Common Complications Detected Through ANC

• Anaemia — commonest medical disorder in Indian pregnancy; iron-deficiency type predominates.
• Hypertensive disorders / pre-eclampsia — BP and urine protein at every visit; calcium and low-dose aspirin (from 12–16 weeks in high-risk) for prevention.
• Gestational diabetes — screened as above; macrosomia, polyhydramnios, neonatal hypoglycaemia if missed.
• Rh isoimmunisation — prevented by anti-D.
• Fetal growth restriction / macrosomia, malpresentation, and preterm labour.

High-yield: Low-dose aspirin (75–150 mg/day) started before 16 weeks reduces pre-eclampsia in high-risk women — the timing (before 16 weeks) is the testable point.

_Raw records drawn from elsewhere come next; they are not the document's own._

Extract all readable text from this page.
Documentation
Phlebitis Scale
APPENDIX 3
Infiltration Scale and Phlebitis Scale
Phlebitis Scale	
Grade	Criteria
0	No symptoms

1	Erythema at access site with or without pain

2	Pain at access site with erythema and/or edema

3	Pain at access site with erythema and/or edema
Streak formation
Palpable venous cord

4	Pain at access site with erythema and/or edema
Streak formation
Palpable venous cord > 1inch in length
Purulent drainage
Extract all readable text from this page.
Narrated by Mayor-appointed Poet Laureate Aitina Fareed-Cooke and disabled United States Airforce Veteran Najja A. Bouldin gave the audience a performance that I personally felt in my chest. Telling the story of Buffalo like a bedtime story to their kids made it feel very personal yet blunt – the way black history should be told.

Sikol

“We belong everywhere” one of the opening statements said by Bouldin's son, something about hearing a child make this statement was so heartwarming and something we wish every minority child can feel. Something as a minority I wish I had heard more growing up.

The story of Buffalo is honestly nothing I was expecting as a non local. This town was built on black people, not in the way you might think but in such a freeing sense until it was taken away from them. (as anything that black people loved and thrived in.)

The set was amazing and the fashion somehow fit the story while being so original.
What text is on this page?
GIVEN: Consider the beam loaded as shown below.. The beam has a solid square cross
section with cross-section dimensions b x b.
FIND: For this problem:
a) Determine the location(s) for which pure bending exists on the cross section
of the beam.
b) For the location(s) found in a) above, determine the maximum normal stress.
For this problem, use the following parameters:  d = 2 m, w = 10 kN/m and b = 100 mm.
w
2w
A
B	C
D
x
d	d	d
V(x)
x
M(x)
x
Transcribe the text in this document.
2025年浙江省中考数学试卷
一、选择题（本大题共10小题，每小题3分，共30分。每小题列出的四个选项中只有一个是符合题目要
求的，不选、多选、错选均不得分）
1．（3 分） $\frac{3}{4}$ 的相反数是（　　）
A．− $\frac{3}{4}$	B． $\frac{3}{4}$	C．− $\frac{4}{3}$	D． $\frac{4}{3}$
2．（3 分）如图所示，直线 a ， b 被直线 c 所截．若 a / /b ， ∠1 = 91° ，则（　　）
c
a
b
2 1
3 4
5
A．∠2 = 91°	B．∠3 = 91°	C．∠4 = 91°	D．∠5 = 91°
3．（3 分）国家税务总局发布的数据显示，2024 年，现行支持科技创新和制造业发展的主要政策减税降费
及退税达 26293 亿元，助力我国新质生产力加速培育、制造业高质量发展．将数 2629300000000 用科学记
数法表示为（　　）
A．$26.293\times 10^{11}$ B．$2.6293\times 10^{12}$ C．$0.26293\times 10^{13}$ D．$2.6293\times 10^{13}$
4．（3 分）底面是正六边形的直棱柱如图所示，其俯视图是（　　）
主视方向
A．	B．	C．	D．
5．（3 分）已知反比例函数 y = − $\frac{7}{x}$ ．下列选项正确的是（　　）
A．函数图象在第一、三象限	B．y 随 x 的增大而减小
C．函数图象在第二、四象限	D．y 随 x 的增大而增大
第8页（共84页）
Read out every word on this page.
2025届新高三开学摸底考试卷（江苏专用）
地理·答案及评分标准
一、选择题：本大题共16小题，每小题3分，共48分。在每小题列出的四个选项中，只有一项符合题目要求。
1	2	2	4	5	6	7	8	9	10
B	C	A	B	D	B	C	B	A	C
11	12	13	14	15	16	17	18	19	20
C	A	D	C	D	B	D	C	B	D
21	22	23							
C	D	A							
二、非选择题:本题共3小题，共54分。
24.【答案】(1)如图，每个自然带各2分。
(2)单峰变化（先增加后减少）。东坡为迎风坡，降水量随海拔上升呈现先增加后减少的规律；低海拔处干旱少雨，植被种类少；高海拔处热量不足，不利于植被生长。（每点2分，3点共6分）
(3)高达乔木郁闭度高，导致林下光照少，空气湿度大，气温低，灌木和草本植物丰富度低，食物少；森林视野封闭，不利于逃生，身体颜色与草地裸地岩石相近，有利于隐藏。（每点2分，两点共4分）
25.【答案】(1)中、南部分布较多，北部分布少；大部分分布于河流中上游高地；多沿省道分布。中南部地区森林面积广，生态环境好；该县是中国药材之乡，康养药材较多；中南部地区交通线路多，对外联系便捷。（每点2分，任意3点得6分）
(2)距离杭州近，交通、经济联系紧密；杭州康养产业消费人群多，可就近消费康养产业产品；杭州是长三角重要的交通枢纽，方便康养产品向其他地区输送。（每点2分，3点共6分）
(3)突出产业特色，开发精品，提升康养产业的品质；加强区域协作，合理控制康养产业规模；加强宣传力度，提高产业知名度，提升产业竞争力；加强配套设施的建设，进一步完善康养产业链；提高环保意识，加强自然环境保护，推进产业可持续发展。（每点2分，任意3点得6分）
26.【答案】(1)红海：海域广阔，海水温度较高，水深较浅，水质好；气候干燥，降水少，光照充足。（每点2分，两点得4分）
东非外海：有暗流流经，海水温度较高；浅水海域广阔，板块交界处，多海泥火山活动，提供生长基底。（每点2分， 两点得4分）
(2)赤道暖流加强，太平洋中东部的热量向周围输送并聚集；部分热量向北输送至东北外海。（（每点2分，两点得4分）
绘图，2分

Key Differentials / Distinctions

Confusable pair	Discriminator
FANC 4-visit vs WHO 2016 8-contact	2016 model uses contacts, improves outcomes
Combined vs Quadruple test	Combined = 1st trimester (NT-based); Quadruple = 2nd trimester (4 markers)
↑ vs ↓ maternal AFP	↑ = open NTD; ↓ = Down syndrome
DIPSI vs IADPSG	DIPSI = single 2-h ≥ 140, non-fasting; IADPSG = fasting + 1 h + 2 h
Anti-D at 28 wk vs postpartum	Antenatal prophylaxis at 28 wk; postnatal within 72 h

Recently asked / exam angle

• "A pregnant woman comes at 12 weeks — which is the best investigation to confirm gestational age?" → CRL on ultrasound.
• "GoI-recommended test for GDM screening?" → DIPSI: 75 g glucose, 2-h ≥ 140 mg/dL.
• "When is anti-D given antenatally to an Rh-negative woman?" → 28 weeks, and within 72 h post-delivery of an Rh-positive baby.
• "Number of antenatal contacts recommended by WHO (2016)?" → 8.
• "Marker raised in open neural tube defect?" → maternal serum AFP.
• "Best time for anomaly scan?" → 18–20 weeks.
• Vignette of IUGR + intracranial calcification → think TORCH (CMV/toxoplasma), not routine screening.
• "Folic acid dose for woman with previous NTD baby?" → 4–5 mg/day.

Rapid revision

1. Booking visit ideally before 12 weeks; first trimester is most investigation-dense.
2. EDD by Naegele's rule = LMP − 3 months + 7 days + 1 year.
3. CRL is the most accurate dating method; anomaly (TIFFA) scan at 18–20 weeks.
4. WHO 2016 = 8 contacts (12, 20, 26, 30, 34, 36, 38, 40 weeks); GoI minimum 4 visits.
5. PMSMA clinics on the 9th of every month for 2nd/3rd-trimester women.
6. Anaemia in pregnancy = Hb < 11 g/dL; severe < 7.
7. DIPSI: 75 g glucose, 2-h ≥ 140 mg/dL = GDM, non-fasting.
8. Increased NT (≥3 mm) → trisomy 21; combined test = ↑β-hCG, ↓PAPP-A, ↑NT.
9. Maternal AFP ↑ in open NTD, ↓ in Down syndrome.
10. Anti-D at 28 weeks and within 72 h postpartum (Rh-negative mother, Rh-positive baby).
11. Periconceptional folic acid 400 µg (4–5 mg if prior NTD/antiepileptics); Td 2 doses in first pregnancy.
12. Live vaccines (MMR, varicella, OPV) contraindicated; low-dose aspirin before 16 weeks prevents pre-eclampsia.